Chapter 15-Asset liability management Flashcards
- What is a key decision for the provider of financial products regarding the investment in assets?
A key decision for the provider is whether or not to invest in such a way that the expected cashflows from the assets held match the expected cashflows from the liabilities it has taken on.
- Discuss the main issues relating to the matching of assets to liabilities.
If the decision is taken to match the assets to the liabilities then the optimal matched position will need to be determined. Given the uncertainties in the future cashflows of different liabilities, and the possible uncertainties associated with some assets, this is not a trivial exercise.
- Discuss the circumstances in which additional capital may be required.
If the decision is taken not to match the assets to the liabilities, then additional capital will need to be held to cover the possibility that there are insufficient assets to meet the liabilities when they fall due. Again, the determination of how much extra capital will be needed is not trivial.

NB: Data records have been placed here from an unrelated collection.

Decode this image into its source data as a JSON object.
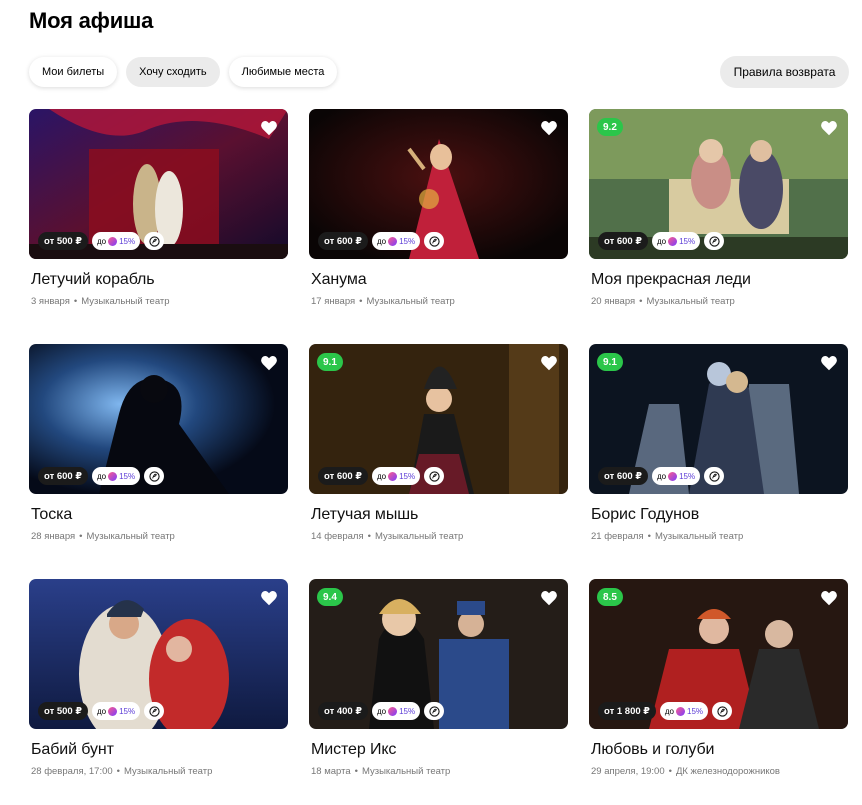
{
  "header": {
    "title": "Моя афиша"
  },
  "tabs": [
    {
      "label": "Мои билеты",
      "active": false
    },
    {
      "label": "Хочу сходить",
      "active": true
    },
    {
      "label": "Любимые места",
      "active": false
    }
  ],
  "refund_button": {
    "label": "Правила возврата"
  },
  "colors": {
    "rating_bg": "#2bc64a",
    "price_bg": "#1b1b1b",
    "chip_bg": "#ebebeb",
    "promo_text": "#5b3bd6"
  },
  "icons": {
    "favorite": "heart-icon",
    "promo": "plus-icon",
    "pushkin_card": "pushkin-card-icon"
  },
  "cards": [
    {
      "title": "Летучий корабль",
      "date": "3 января",
      "venue": "Музыкальный театр",
      "price": "от 500 ₽",
      "promo_prefix": "до",
      "promo_value": "15%",
      "rating": "",
      "theme": "a"
    },
    {
      "title": "Ханума",
      "date": "17 января",
      "venue": "Музыкальный театр",
      "price": "от 600 ₽",
      "promo_prefix": "до",
      "promo_value": "15%",
      "rating": "",
      "theme": "b"
    },
    {
      "title": "Моя прекрасная леди",
      "date": "20 января",
      "venue": "Музыкальный театр",
      "price": "от 600 ₽",
      "promo_prefix": "до",
      "promo_value": "15%",
      "rating": "9.2",
      "theme": "c"
    },
    {
      "title": "Тоска",
      "date": "28 января",
      "venue": "Музыкальный театр",
      "price": "от 600 ₽",
      "promo_prefix": "до",
      "promo_value": "15%",
      "rating": "",
      "theme": "d"
    },
    {
      "title": "Летучая мышь",
      "date": "14 февраля",
      "venue": "Музыкальный театр",
      "price": "от 600 ₽",
      "promo_prefix": "до",
      "promo_value": "15%",
      "rating": "9.1",
      "theme": "e"
    },
    {
      "title": "Борис Годунов",
      "date": "21 февраля",
      "venue": "Музыкальный театр",
      "price": "от 600 ₽",
      "promo_prefix": "до",
      "promo_value": "15%",
      "rating": "9.1",
      "theme": "f"
    },
    {
      "title": "Бабий бунт",
      "date": "28 февраля, 17:00",
      "venue": "Музыкальный театр",
      "price": "от 500 ₽",
      "promo_prefix": "до",
      "promo_value": "15%",
      "rating": "",
      "theme": "g"
    },
    {
      "title": "Мистер Икс",
      "date": "18 марта",
      "venue": "Музыкальный театр",
      "price": "от 400 ₽",
      "promo_prefix": "до",
      "promo_value": "15%",
      "rating": "9.4",
      "theme": "h"
    },
    {
      "title": "Любовь и голуби",
      "date": "29 апреля, 19:00",
      "venue": "ДК железнодорожников",
      "price": "от 1 800 ₽",
      "promo_prefix": "до",
      "promo_value": "15%",
      "rating": "8.5",
      "theme": "i"
    }
  ]
}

- State the two overriding principles of investment for a provider of benefits on future uncertain events.
The principles of investment for a provider of benefits on future uncertain events can be stated as follows:
(1) A provider should select investments that are appropriate to the nature, term, currency and uncertainty of the liabilities and the provider’s appetite for risk.
(2) Subject to (1) the investments should also be selected so as to maximise the overall return on the assets, where overall return includes both income and capital.
- Describe what the practical work of the actuary involves when carrying out a matching exercise.
The practical work of the actuary usually involves the assessment and projection of future cashflows. These are sums of money which are paid or received at different times.
- What two features of cashflows may be uncertain?
Both the timing and the amount of the cashflows may be known or unknown.
- List the main cashflows received and paid out by a company operating a privately-owned toll bridge, toll road or toll tunnel.
For example, a company operating a privately-owned bridge, road or tunnel will receive toll payments. The company will pay out money for maintenance, debt repayment and for other management expenses.
From the company’s viewpoint the toll payments are positive cashflows (ie money received) while the maintenance, debt repayments and other expenses are negative cashflows (ie money paid out).
- Outline the type and timing of the main cashflows of an insurance company.
In some businesses, such as insurance companies, positive cashflows (premiums) are received before negative cashflows (claims and expenses) arise. These are available for investment, and will generate investment income, which is in turn another positive cashflow.
- How might an actuary deal with uncertainty about the amount or timing of cashflows?
Where there is uncertainty about the amount or timing of cashflows, one actuarial technique is to assign probabilities to both the amount and the existence of a cashflow.
- Describe an annuity.
An annuity provides a series of regular payments in return for a single premium. The conditions under which the annuity payments will be made will be clearly specified.
- For how long are payments made under an immediate annuity?
For an immediate annuity, payments are made as long as the annuitant is alive.
- Describe the cashflows for the investor in an immediate annuity.
The cashflows for the investor will be an initial negative cashflow, for the purchase of the annuity, followed by a series of smaller regular positive cashflows throughout annuitant’s lifetime.
- Describe the immediate annuity cashflows from the perspective of the annuity provider.
From the perspective of the annuity provider, there is an initial positive cashflow followed by an unknown number of regular known negative cashflows. These cashflows will comprise not only the annuity instalments, but also the provider’s expenses in administering the contract. The number of future negative cashflows depends on how long the annuitant lives.
- How is the annuity provider likely to invest the initial positive cashflow and what subsequent cash flows will this generate?
The provider is likely to invest the initial positive cashflow in the bond market (creating a negative cashflow), and will receive in return a number of interest and capital payments (positive cashflows) that will be expected to match the outgoings on expenses and annuity payments, and leave some surplus cash as profit.
- How is a repayment loan repaid?
A repayment loan is repayable by a series of amounts, each of which includes partial repayment of the loan capital in addition to the interest payment.